Expect both sides to return to modern times today — and that’s just fine with OSU.
While quarterback Braxton Miller is miles removed from the unsteady freshman who completed just one pass in a 17-7 win here in 2011, Ohio State’s once-derided secondary is also ready for the aerial movement.
On another potential name-your-score afternoon for the third-ranked Buckeyes (9-0, 5-0 Big Ten) — they are 32½-point favorites — one of the few intriguing storylines will be a revived pass defense’s ability to stall the conference’s leading passer.
Illinois senior Nathan Scheelhaase threw for a career-high 450 yards in the Illini’s 52-35 loss at Indiana last week and now has 2,420 passing yards and 15 touchdowns. His 65.2 completion percentage is second in the Big Ten behind only Miller (72.5).
“You want to see how much we have improved,” coach Urban Meyer said of the Buckeyes’ secondary. “The last few weeks, it’s been night and day from where it was earlier in the season. This will be a good test for us.”
A month ago, chances are OSU would not have made the grade. A secondary expected to be a strength with the return of All-American cornerback Bradley Roby and senior safeties Christian Bryant and C.J. Barnett was suddenly the most glaring weakness on a national title contender.
With the Buckeyes concentrating their focus on stopping the run, passes soared. Meyer called the early returns “alarming” — the Buckeyes’ pass defense ranked 79th nationally through seven games. OSU gave up 371 passing yards to California, 295 to Wisconsin, 343 to Northwestern, and 245 to Iowa.
Adding heartbreak to insult, Bryant — a senior captain and three-year starter — suffered a season-ending broken ankle in the Sept. 29 Wisconsin game.
A challenge was handed down, and as senior safety Corey Brown said, “it was definitely personal.”
And just in time for the stretch run, the Buckeyes responded. In back-to-back routs, OSU held Penn State freshman Christian Hackenberg — the Big Ten’s previous leading passer — to a season-low 112 yards and Purdue’s Danny Etling to 89 yards.
Though there are any number of reasons for the 180 — an improved pass rush, Roby’s sharpened play, Brown’s improvement in place of Bryant, light competition — cornerbacks coach Kerry Coombs said the biggest was simply a shifted focus.
“In everything in life, you get what you emphasize,” Coombs said. “For us, we found ourselves in a situation where it was obvious — we had to get better. [Pass defense] was a huge area of emphasis for everybody. You change a little bit of your practice habits, you change a little bit of your scheme, and you change a little bit about how you’re doing your business, and you get better.”

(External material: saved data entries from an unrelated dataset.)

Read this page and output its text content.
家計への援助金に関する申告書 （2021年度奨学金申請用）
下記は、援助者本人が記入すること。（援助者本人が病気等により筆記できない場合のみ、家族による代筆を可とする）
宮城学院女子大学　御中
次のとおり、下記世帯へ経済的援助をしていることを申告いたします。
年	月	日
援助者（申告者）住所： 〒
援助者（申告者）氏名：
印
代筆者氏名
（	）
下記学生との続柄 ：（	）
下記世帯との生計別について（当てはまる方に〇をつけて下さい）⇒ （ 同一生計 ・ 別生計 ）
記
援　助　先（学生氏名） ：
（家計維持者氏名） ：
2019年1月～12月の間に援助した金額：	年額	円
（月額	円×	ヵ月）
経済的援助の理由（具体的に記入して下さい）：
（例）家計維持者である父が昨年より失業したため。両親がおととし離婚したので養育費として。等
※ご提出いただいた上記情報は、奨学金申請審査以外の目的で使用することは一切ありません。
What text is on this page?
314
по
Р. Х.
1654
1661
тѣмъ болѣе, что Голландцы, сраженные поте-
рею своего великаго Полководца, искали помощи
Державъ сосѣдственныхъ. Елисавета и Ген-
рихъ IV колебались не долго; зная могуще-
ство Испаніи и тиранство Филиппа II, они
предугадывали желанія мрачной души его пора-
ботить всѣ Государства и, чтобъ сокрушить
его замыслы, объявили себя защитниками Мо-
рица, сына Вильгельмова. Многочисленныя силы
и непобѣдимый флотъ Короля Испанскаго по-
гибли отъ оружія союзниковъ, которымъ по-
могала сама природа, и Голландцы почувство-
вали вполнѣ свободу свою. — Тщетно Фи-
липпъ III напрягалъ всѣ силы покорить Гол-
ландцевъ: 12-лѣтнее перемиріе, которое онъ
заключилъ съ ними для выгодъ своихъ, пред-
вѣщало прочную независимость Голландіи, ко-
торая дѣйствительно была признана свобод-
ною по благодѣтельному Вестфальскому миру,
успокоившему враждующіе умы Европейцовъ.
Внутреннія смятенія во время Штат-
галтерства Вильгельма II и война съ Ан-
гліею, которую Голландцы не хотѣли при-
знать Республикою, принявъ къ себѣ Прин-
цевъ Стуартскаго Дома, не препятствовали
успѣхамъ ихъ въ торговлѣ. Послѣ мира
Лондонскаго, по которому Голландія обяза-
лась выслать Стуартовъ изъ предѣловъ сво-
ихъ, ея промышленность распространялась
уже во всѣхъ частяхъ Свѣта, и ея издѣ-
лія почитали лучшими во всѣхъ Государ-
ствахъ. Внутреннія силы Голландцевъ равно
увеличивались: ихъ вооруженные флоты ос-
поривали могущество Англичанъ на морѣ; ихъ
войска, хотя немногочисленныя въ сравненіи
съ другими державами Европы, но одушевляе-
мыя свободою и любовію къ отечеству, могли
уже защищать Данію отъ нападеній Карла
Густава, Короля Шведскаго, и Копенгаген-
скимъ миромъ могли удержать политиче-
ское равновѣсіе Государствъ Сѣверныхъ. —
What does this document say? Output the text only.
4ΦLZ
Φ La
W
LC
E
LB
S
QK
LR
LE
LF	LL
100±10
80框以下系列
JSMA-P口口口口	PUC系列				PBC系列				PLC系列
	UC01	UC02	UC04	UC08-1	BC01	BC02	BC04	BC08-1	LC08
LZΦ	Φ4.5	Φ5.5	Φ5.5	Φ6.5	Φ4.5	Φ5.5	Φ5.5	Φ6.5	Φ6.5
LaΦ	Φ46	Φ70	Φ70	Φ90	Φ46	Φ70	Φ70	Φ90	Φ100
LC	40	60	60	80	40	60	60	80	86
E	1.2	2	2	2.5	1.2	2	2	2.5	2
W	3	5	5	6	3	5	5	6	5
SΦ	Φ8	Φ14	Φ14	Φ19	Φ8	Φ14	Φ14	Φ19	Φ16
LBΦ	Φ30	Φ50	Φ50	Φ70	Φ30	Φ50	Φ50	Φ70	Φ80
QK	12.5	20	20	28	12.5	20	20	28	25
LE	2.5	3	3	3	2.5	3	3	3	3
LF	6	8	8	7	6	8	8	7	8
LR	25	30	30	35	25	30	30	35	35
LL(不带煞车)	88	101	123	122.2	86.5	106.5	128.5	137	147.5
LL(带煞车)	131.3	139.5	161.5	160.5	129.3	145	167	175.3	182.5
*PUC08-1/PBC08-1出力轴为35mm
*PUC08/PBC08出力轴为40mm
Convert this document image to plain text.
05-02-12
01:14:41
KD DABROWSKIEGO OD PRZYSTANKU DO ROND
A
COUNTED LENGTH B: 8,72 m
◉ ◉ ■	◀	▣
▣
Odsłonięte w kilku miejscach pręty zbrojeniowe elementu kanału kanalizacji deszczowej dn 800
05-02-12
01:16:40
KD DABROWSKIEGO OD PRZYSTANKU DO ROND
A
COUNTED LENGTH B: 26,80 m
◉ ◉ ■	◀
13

This week the Buckeyes are hopeful — if not confident — their final meeting with Scheelhaase will go a lot like the first three. In OSU wins the past three seasons, the fourth-year starter threw for 96, 169, and 109 yards.
Anything more may be unsatisfying.
“Our pass defense has been much better,” Meyer said. “But we’re certainly not where we need to be. We’re going to continue to grind on that.”
HALL RETURNS: Meyer said Jordan Hall should be available to play after the senior sat two of the past four games — including the Buckeyes’ trip to Purdue — with a chronic knee issue.
Hall ran for 412 yards and six touchdowns in the first three games before injuries and Carlos Hyde’s return from suspension nudged him to the background. He has 96 rushing yards in Big Ten play.